Scarpellini não se interessava pela natureza; sua paixão eram as
paisagens que resultavam das ações humanas, meio ao acaso,
selecionadas pelo tempo
JORGE COLI
COLUNISTA DA FOLHA
Vincenzo Scarpellini morreu. Os leitores da Folha o conheciam
das imagens que acompanharam a coluna de Gilberto Dimenstein.
Não eram ilustrações, ele dizia, eram crônicas visuais. Vincenzo
Scarpellini, italiano, veio para o Brasil, apaixonou-se por São Paulo.
Apaixonou-se também por Cláudia, linda, inteligente, suave, e se
casou. O trio se fez com Sophia, a filhinha. Morou na av. São Luís, em
prédio do [arquiteto ucraniano Gregori] Warchavchik, que ele descrevia
com orgulho.
Antes de o bebê nascer, dizia: "É melhor mudar do centro. Por causa
da criança". Mas a decisão custava. Foi para um apartamento no Copan, e
depois, para o edifício Eiffel, bem lá no alto, com vista. Comentava o
panorama da praça da República, analisando, como artista, como esteta,
cada prédio, cada intervenção humana.
Publicava na Folha cenas da cidade sempre animadas por
personagens. Desenhava-as em pastel, com acuidade, com força construtiva
nas formas e nas cores. Retratava São Paulo também em óleos. Não se
interessava pela natureza.

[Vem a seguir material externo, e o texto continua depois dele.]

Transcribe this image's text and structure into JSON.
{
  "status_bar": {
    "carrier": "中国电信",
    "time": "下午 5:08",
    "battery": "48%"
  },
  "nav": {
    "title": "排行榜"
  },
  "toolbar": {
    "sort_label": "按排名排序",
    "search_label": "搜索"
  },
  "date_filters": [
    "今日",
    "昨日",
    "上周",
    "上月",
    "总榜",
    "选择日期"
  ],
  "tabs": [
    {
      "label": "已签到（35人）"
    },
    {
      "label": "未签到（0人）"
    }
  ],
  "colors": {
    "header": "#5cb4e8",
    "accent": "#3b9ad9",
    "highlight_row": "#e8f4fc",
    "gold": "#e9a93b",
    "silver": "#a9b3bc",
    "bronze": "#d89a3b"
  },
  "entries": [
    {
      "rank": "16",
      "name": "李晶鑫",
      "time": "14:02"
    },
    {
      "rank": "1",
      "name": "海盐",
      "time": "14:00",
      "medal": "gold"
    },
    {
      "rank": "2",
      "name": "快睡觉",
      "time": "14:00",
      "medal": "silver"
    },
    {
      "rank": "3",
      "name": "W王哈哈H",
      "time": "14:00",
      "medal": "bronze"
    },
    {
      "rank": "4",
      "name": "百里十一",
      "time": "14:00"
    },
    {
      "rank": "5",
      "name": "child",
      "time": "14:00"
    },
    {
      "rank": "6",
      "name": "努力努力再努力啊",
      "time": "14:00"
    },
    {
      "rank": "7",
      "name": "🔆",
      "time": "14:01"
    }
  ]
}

Sua paixão eram as paisagens que resultavam
das ações humanas, meio ao acaso, irregulares, selecionadas pelo tempo.
Visitar o centro da cidade com ele significava descobrir tesouros.
Aqui, uma fachada curiosa ou inventiva, ali um saguão mais original ou
uma porta elaborada. Atentava para o mobiliário: "Vamos comer naquele
restaurante; você vai ver: os lambris, o lustre, o assoalho, até as
cadeiras são dos anos 1950. Olhe a qualidade do material!".
Asas
Há os nus femininos, em telas, em placas de porcelana, em papel,
sobretudo. A linha se impõe, dominada, expressiva. Scarpellini
contratava atrizes para posar: queria uma naturalidade desenvolta dos
movimentos.
Sua última exposição, consagrada aos nus e organizada pelo centro
cultural da Caixa, na praça da Sé, mostrou um artista de formidável
capacidade, na mais plena posse dos meios plásticos.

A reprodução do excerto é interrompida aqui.